14. The applicant alleged that the acts for which he was convicted did not contain any criminal element and fell within his right to freedom of expression.
15. The Government claimed that there had been no interference with the applicant's freedom of expression, underlining the absence of any conviction added to his criminal record due to the application of the measure of suspension of the pronouncement. They thus argued that there were no negative legal consequences or deterrent effects caused by the criminal proceedings and his conviction.
16. If the Court were to find that there had been an interference, the Government submitted that the interference in question had been provided for by Article 7, subsection 2, of Law no. 3713 in a manner meeting the criteria of clarity, accessibility, and foreseeability.
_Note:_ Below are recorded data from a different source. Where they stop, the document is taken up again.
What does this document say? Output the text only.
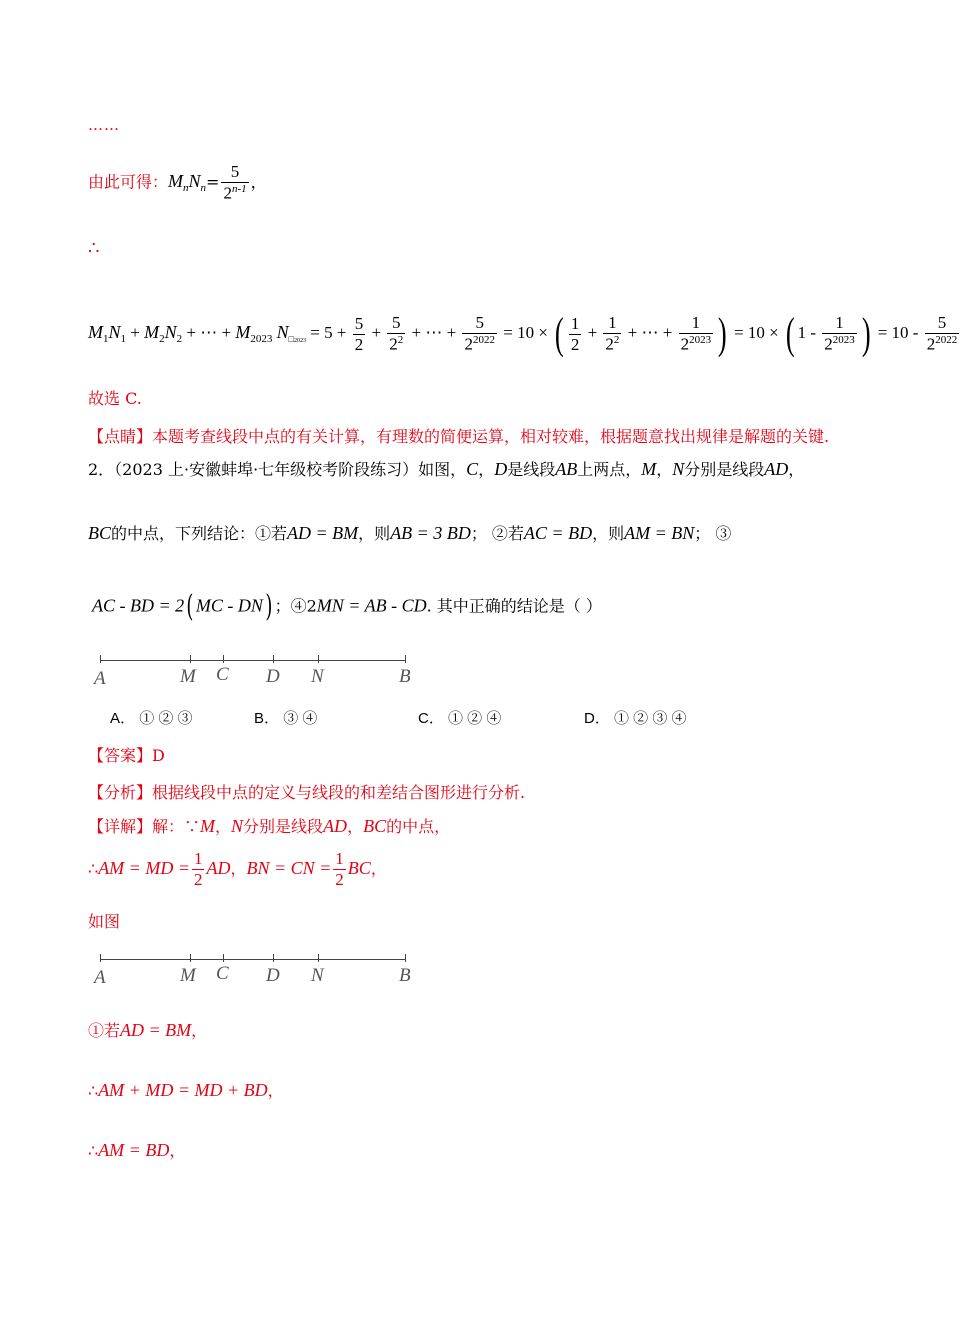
……
由此可得：$M_nN_n= \frac{5}{2^{n-1}}$ ，
∴
$M_1N_1 + M_2N_2$ + ⋯ + $M_{2023}$ $N_{□2023} = 5 + \frac{5}{2} + \frac{5}{2^2}$ + ⋯ + $\frac{5}{2^{2022}} = 10$ × ( $\frac{1}{2} + \frac{1}{2^2}$ + ⋯ + $\frac{1}{2^{2023}}$ ) = 10 × ( $1 - \frac{1}{2^{2023}}$ ) = $10 - \frac{5}{2^{2022}}$
故选 C.
【点睛】本题考查线段中点的有关计算，有理数的简便运算，相对较难，根据题意找出规律是解题的关键.
2．（2023 上·安徽蚌埠·七年级校考阶段练习）如图，C，D是线段AB上两点，M，N分别是线段AD，
BC的中点，下列结论：①若AD = BM，则AB = 3 BD； ②若AC = BD，则AM = BN； ③
AC - BD = 2( MC - DN) ；④2MN = AB - CD. 其中正确的结论是（ ）
A	M C D N	B
A． ① ② ③	B． ③ ④	C． ① ② ④	D． ① ② ③ ④
【答案】D
【分析】根据线段中点的定义与线段的和差结合图形进行分析.
【详解】解：∵M，N分别是线段AD，BC的中点，
∴AM = MD = $\frac{1}{2}$ AD，BN = CN = $\frac{1}{2}$ BC，
如图
A	M C D N	B
①若AD = BM，
∴AM + MD = MD + BD，
∴AM = BD，
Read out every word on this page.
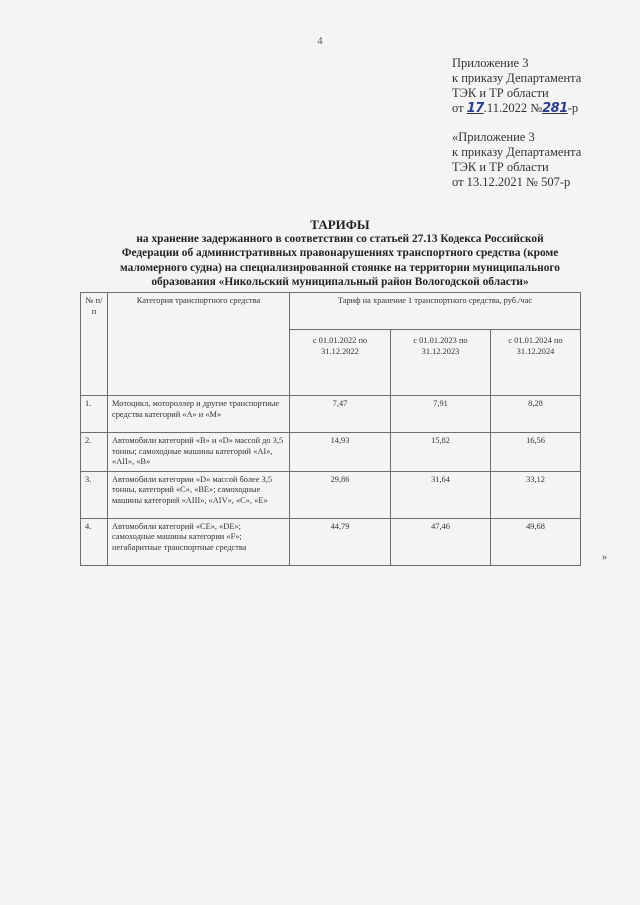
4
Приложение 3
к приказу Департамента
ТЭК и ТР области
от 17.11.2022 №281-р
«Приложение 3
к приказу Департамента
ТЭК и ТР области
от 13.12.2021 № 507-р
ТАРИФЫ
на хранение задержанного в соответствии со статьей 27.13 Кодекса Российской
Федерации об административных правонарушениях транспортного средства (кроме
маломерного судна) на специализированной стоянке на территории муниципального
образования «Никольский муниципальный район Вологодской области»
№ п/п	Категория транспортного средства	Тариф на хранение 1 транспортного средства, руб./час		
		с 01.01.2022 по 31.12.2022	с 01.01.2023 по 31.12.2023	с 01.01.2024 по 31.12.2024
1.	Мотоцикл, мотороллер и другие транспортные средства категорий «А» и «М»	7,47	7,91	8,28
2.	Автомобили категорий «В» и «D» массой до 3,5 тонны; самоходные машины категорий «АI», «АII», «В»	14,93	15,82	16,56
3.	Автомобили категории «D» массой более 3,5 тонны, категорий «С», «ВЕ»; самоходные машины категорий «АIII», «АIV», «С», «Е»	29,86	31,64	33,12
4.	Автомобили категорий «СЕ», «DE»; самоходные машины категории «F»; негабаритные транспортные средства	44,79	47,46	49,68
»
17. The Court considers that the applicant's criminal conviction with suspension of pronouncement of the judgment, which subjected him to a period of supervision of three years amount, in view of the deterrent effect it may have had, to an interference with the applicant's exercise of his right to freedom of expression (see Durukan and Birol, cited above, § 56, Vedat Şorli v. Türkiye, no. 42048/19, § 41, 19 October 2021; and Üçdağ, cited above, § 75).
18. In the present case the Court notes, firstly, that it is not in dispute between the parties that the applicant's criminal conviction had a legal basis, namely Article 7, subsection 2, of Law no. 3713. It also observes that the legal basis for the suspension of the pronouncement of the judgment in respect of the applicant, which constituted an interference in the present case (see paragraph 17 above), was Article 231 of the Code of Criminal Procedure.
19. The Court notes that it has already held in the above-cited Durukan and Birol judgment that Article 231 of the Code of Criminal Procedure, which provides for the suspension of pronouncement of judgments, did not offer the required protection against arbitrary infringement by the public authorities of the rights guaranteed by the Convention (§§ 66 and 67). The present application does not present any particularity to justify a departure from this conclusion. The interference with the applicant's right to freedom of expression by the suspension of the pronouncement of his judgment was thus not "prescribed by law" for the purposes of Article 10 § 2 of the Convention.
20. This finding is sufficient to enable the Court to conclude that there has been a violation of Article 10 of the Convention.
APPLICATION OF ARTICLE 41 OF THE CONVENTION
21. The applicant claimed 5,000 euros (EUR) in respect of non-pecuniary damage and EUR 5,000 in respect of costs and expenses incurred before the domestic courts and the Court. He has not presented any document in support of his claim for costs and expenses.
22. The Government contested the applicant's claims as being unsubstantiated and excessive.
23. The Court awards the applicant EUR 2,600 in respect of non-pecuniary damage, plus any tax that may be chargeable (Durukan and Birol, cited above, § 73). It dismisses the applicant's claims in respect of costs and expenses as he did not provide any documents in support of his claim.
FOR THESE REASONS, THE COURT, UNANIMOUSLY,
(a) that the respondent State is to pay the applicant, within three months, EUR 2,600 (two thousand six hundred euros), plus any tax that may be chargeable, in respect of non-pecuniary damage, to be converted into the currency of the respondent State at the rate applicable at the date of settlement:
(b) that from the expiry of the above-mentioned three months until settlement simple interest shall be payable on the above amount at a rate equal to the marginal lending rate of the European Central Bank during the default period plus three percentage points;
Done in English, and notified in writing on 9 July 2024, pursuant to Rule 77 §§ 2 and 3 of the Rules of Court.